Dernièrement, le patient est calme et de bon contact. Même si la conscience des troubles est faible, il ne se montre pas opposant aux soins. Il a moins d'idées délirantes même si elles sont toujours présentes. Le discours est relativement bien organisé et l'humeur est stable. Il exprime une lassitude de ses conditions d'hospitalisation, il persiste quelques troubles du sommeil. Il est dans le déni partiel de ses troubles et n'adhère pas aux soins.
Si effectivement, il y a lieu de noter une amélioration de l'état de santé et d'esprit de Monsieur [T], actuellement il ne peut être raisonnablement estimé qu'il ne peut, ne pas être violent pour lui-même et pour le personnel soignant.
Cependant, il y a lieu de constater qu' il a évolué depuis 8 années, il est plutôt de bon contact, il a répondu sans réticence aux questions du magistrat et a fait état de ses sentiments.
Son passé judiciaire n'est pas un obstacle à une prise en charge en ambulatoire. Il serait donc opportun si le travail avec l'équipe soignante se poursuit avec une volonté de Monsieur [T] de participer plus activement à ce dernier notamment en allant davantage vers les autres et en prenant la mesure de sa maladie, de prévoir une action constructive, un projet avec son tuteur afin qu'il puisse être mis en place un suivi et un traitement en ambulatoire avec un hébergement adapté et un accompagnement nécessaire pour une personne dont les troubles psychiatriques ne peuvent être qu'aggravés par son sentiment d'abandon par sa famille biologique alors qu'il était un tout jeune enfant.
Dans ces conditions, c'est à juste titre que le premier juge a considéré que la prise en charge dans un cadre contenant et sécurisé s'impose afin de garantir l'observance des soins et le cas échéant la réadaptation du traitement , ce qui ne peut se faire qu'en milieu hospitalier et sous surveillance médicale constante, de sorte que l'hospitalisation complète s'avère toujours nécessaire à ce jour en raison de l'impossibilité pour l'intéressé de consentir aux soins de façon pérenne lesquels sont indispensables pour stabiliser son état.

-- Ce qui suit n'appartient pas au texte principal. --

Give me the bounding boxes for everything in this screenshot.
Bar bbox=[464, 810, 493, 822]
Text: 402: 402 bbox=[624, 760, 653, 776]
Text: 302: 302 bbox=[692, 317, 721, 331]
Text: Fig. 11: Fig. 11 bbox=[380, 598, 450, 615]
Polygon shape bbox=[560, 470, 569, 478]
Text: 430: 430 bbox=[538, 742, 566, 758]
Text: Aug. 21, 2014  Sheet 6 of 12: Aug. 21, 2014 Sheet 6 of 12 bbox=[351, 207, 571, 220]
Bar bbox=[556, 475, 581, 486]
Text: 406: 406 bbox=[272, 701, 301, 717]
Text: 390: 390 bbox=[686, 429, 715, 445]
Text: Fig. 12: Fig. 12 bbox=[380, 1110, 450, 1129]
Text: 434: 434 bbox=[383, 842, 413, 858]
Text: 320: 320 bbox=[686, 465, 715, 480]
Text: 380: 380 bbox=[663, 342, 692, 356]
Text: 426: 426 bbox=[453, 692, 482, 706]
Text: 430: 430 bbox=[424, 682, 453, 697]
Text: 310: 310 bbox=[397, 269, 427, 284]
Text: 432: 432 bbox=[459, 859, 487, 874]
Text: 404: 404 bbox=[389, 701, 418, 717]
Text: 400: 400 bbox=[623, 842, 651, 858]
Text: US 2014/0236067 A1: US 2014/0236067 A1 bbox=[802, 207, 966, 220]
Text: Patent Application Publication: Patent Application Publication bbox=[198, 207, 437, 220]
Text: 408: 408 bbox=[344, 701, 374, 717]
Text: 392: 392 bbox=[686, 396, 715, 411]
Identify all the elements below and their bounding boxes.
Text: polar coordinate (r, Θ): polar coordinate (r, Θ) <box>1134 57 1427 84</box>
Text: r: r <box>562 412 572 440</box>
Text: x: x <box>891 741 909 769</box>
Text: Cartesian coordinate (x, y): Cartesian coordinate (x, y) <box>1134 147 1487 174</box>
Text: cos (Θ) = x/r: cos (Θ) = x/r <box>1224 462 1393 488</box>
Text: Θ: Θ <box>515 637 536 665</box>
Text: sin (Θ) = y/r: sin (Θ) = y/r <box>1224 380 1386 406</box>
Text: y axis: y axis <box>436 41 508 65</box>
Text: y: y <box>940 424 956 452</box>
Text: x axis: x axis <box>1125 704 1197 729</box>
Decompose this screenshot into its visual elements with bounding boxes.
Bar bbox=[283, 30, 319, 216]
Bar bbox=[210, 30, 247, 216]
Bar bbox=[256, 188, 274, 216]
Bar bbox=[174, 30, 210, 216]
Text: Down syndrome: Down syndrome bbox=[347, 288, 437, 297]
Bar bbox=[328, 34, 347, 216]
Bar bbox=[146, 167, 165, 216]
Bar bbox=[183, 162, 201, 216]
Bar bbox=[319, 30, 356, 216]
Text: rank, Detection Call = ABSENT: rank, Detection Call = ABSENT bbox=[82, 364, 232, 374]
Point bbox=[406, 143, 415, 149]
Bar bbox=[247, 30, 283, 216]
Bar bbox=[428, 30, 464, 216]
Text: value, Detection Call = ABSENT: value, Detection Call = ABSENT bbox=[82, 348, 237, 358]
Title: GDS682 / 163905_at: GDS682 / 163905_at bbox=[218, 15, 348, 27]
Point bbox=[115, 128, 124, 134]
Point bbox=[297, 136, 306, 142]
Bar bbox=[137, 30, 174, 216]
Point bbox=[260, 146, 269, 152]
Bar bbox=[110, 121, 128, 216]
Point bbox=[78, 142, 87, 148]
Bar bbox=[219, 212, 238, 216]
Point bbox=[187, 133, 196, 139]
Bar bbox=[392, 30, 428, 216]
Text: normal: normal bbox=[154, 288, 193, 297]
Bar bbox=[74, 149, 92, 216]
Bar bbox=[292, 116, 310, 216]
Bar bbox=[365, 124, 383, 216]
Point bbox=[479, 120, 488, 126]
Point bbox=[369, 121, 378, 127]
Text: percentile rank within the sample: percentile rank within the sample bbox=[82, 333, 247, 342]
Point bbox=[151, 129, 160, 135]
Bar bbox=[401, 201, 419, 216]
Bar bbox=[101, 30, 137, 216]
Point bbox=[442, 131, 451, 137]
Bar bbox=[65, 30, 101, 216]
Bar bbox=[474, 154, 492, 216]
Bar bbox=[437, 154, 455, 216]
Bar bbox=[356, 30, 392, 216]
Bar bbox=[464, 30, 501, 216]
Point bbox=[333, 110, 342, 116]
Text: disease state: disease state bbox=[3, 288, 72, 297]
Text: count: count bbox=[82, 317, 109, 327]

Au regard des circonstances qui ont donné lieu à la mesure d'hospitalisation et des troubles dont souffre le patient, l'état de santé de [T] doit être considéré comme pouvant compromettre la sûreté des personnes ou porter atteinte, de façon grave à l'ordre public.
Il convient donc en l'état de confirmer la décision entreprise qui a fait une exacte application des textes en vigueur relatif aux soins sans consentement.
PAR CES MOTIFS
Accorde le bénéfice de l'aide juridictionnelle provisoire à Monsieur [N] [T] dont distraction profit de son conseil Maître CHARBIT ;
Confirme l'ordonnance dont appel ;
Dit que la présente décision sera notifiée à Monsieur [T], à son avocat, au directeur du centre hospitalier de [Localité 4], au représentant de l'État ainsi qu'au ministère public ;
Dit que les dépens seront laissés à la charge de l'État.
La présente décision a été signée par Noria FAUCHERIE, conseillère, et par François CHARTAUD, greffier, auquel la minute de la décision a été remise par le magistrat signataire.